Si quis propositum castitatis viduae vel virginis impedierit, à sanctâ communione et à liminibus ecclesiæ extraneus habeatur. ( Conc. Tolet. 3, c. 10. )

« Ici nous devons prévenir une erreur : n’inférez pas de ces paroles qu’il soit permis d’empêcher un jeune homme de suivre son attrait ; il n’en est pas ainsi. Et si les pères réunis dans les deux conciles que nous venons de citer, n’ont parlé que des vierges, des veuves et autres femmes, c’est que celles-ci sont ordinairement plus faibles, moins libres, plus timides, et qu’ils ont pensé que les rigueurs et les menaces, dont quelquefois se servent les parents, produiraient sur leur cœur de plus tristes effets que sur celui des jeunes gens. » (La vocation, par Emmanuel de La Croix p. 155 ch. X. )
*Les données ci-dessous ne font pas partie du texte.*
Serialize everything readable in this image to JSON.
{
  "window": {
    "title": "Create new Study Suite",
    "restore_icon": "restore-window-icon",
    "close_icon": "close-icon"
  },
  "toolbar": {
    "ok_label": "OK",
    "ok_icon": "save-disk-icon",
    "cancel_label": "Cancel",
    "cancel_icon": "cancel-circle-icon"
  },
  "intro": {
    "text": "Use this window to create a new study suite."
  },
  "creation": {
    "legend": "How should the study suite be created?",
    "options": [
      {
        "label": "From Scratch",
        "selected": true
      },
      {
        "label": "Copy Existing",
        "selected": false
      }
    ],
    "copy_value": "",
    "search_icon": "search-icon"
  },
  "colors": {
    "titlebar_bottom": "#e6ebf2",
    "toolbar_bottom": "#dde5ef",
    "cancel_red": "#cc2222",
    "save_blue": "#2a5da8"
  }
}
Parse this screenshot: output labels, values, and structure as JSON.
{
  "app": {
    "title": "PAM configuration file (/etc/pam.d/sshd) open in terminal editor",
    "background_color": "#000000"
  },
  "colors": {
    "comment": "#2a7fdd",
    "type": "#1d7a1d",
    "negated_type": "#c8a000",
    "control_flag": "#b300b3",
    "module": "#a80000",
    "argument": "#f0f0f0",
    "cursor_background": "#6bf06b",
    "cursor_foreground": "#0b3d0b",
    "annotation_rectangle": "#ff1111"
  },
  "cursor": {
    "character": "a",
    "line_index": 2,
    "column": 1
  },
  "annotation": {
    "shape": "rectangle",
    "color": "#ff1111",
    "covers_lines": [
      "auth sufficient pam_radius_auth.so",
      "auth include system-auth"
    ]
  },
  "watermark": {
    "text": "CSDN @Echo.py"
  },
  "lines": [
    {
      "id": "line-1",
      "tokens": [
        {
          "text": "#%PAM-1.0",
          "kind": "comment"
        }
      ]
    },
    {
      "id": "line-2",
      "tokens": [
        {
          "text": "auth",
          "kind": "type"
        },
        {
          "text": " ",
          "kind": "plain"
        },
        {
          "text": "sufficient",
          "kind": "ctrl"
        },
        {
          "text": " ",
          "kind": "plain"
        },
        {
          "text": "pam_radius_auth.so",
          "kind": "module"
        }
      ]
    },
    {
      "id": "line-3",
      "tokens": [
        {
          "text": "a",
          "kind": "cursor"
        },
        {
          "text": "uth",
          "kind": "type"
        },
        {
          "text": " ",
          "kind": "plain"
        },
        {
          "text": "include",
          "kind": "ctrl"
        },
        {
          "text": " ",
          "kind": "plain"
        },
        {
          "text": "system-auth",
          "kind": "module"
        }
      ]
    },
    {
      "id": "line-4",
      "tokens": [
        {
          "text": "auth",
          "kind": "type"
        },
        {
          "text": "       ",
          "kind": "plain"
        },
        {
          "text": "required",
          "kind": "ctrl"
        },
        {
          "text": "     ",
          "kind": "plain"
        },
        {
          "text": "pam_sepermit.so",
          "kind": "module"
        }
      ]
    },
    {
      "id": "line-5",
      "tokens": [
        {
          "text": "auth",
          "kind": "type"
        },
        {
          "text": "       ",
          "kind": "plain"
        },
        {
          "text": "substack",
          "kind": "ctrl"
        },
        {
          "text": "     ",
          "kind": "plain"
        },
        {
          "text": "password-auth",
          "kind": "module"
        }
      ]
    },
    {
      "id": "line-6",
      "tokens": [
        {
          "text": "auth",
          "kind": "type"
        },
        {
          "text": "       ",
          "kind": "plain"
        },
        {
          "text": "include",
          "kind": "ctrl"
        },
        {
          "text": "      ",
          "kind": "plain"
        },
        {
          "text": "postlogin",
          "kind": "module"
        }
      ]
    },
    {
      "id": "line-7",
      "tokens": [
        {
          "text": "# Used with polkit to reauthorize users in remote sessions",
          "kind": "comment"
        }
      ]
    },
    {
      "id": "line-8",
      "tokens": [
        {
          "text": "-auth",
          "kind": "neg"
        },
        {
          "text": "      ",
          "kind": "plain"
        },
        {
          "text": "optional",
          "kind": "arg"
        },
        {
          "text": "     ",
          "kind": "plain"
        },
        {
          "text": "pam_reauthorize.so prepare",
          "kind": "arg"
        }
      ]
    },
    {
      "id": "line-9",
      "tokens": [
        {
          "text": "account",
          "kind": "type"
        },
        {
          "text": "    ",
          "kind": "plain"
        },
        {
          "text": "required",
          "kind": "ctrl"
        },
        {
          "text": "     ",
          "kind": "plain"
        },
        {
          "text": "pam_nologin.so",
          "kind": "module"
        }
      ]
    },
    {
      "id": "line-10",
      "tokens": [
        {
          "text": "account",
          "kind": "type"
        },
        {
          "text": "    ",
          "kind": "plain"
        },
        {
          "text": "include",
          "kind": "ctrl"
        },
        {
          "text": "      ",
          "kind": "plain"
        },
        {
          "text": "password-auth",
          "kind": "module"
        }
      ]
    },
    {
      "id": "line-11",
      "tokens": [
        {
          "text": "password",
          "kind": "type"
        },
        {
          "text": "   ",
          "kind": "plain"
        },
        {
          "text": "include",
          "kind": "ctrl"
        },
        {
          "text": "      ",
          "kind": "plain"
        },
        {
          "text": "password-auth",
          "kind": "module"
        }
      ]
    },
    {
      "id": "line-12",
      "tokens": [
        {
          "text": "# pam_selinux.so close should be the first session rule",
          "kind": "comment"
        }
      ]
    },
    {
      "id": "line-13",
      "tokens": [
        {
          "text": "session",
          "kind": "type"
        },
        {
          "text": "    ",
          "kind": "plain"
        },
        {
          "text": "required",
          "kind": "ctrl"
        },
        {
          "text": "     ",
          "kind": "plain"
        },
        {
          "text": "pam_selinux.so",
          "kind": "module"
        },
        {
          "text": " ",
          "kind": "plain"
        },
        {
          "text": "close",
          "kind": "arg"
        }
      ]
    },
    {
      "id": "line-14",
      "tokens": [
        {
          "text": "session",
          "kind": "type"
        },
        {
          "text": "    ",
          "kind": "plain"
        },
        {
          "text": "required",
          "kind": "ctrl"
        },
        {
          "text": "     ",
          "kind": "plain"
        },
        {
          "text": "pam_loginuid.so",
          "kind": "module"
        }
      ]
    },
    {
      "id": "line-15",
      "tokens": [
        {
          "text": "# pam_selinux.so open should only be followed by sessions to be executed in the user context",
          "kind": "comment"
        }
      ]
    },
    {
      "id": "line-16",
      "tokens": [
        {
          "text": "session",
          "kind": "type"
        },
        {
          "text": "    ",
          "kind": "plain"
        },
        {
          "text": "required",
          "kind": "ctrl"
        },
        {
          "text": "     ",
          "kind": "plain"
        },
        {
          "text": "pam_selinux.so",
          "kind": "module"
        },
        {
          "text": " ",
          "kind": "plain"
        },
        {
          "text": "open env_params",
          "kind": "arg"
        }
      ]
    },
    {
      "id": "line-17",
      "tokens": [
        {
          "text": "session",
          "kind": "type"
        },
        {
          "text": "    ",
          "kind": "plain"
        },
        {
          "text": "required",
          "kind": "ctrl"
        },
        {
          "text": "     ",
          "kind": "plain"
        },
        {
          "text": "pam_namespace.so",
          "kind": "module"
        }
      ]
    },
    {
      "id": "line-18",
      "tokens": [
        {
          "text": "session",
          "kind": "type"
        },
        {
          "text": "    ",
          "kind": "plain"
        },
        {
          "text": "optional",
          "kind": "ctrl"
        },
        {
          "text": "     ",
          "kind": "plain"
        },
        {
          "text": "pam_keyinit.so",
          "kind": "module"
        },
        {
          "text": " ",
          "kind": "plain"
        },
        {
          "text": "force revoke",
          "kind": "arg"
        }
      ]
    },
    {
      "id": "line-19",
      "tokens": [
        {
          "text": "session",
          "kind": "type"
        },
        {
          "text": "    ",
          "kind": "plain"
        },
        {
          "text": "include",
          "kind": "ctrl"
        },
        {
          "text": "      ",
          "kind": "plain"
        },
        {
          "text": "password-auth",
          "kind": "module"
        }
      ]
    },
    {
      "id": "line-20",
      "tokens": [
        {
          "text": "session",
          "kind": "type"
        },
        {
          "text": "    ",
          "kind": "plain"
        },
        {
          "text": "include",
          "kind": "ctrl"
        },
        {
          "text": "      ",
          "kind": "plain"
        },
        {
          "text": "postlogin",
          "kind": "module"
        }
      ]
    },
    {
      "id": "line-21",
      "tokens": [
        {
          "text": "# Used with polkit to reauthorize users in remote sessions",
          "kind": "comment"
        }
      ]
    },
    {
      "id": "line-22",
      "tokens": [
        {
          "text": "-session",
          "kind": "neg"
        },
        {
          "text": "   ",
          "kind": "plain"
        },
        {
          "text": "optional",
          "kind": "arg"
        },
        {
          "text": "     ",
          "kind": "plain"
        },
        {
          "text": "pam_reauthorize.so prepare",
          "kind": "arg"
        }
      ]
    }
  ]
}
«  Les directeurs attachés au point d’honneur, et qui, selon Sainte-Thérèse, pensent qu’ils serviront mieux Dieu, étant tenus pour discrets, aiment une dévotion approuvée, louée, qui est dans l’applaudissement, et qui est bien éloignée de la vie de Jésus-Christ, qui a été l’homme de douleurs et de contradiction, l’opprobre des hommes et l’abjection du peuple. Les ignominies de la croix leur font peur, et ils en font peur à leurs dévotes. Le qu’en dira-t-on tient un empire sur leurs esprits, qui s’occupent grandement à considérer ce que l’on pense et dit d’eux. Le P. Jean de la Croix parle de certains qui, avec leurs goûts et leurs intérêts, ou parce qu’ils craignent là où il n’y a rien à craindre, font temporiser les âmes qui veulent quitter le monde, et y apportent tant de difficultés, et qui pis est, tâchent de les divertir de cette pensée ; et il appelle ces directeurs des pierres d’achoppement à l’entrée du ciel, faisant remarquer que cela arrive en deux manières : les uns le sachant, les autres l’ignorant ; encore que les uns et les autres n’en demeureront impunis ; car, puisque c’est leur office, ils sont obligés à savoir ce qu’ils font. Les sentiments de ce grand serviteur de Dieu me donnent lieu de remarquer ici le peu de foi, non seulement des directeurs, mais encore de plusieurs personnes dévotes, qui, ayant des enfants, ont une grande crainte qu’ils n’embrassent la vie religieuse. J’ai quelquefois considéré avec étonnement leur aveuglement incroyable, et leur dureté de cœur pour Dieu. » — (Le règne de Dieu dans l’oraison mentale, liv. IV, ch. VIII, par Marie Boudon.)

Mais ce ne sont pas seulement des laïques qui sont appelés à la vie religieuse ; beaucoup de prêtres y sont appelés aussi, des jeunes prêtres surtout, effrayés des devoirs et des périls du sacerdoce, ou attirés par l’amour de l’étude, de la retraite et de la contemplation.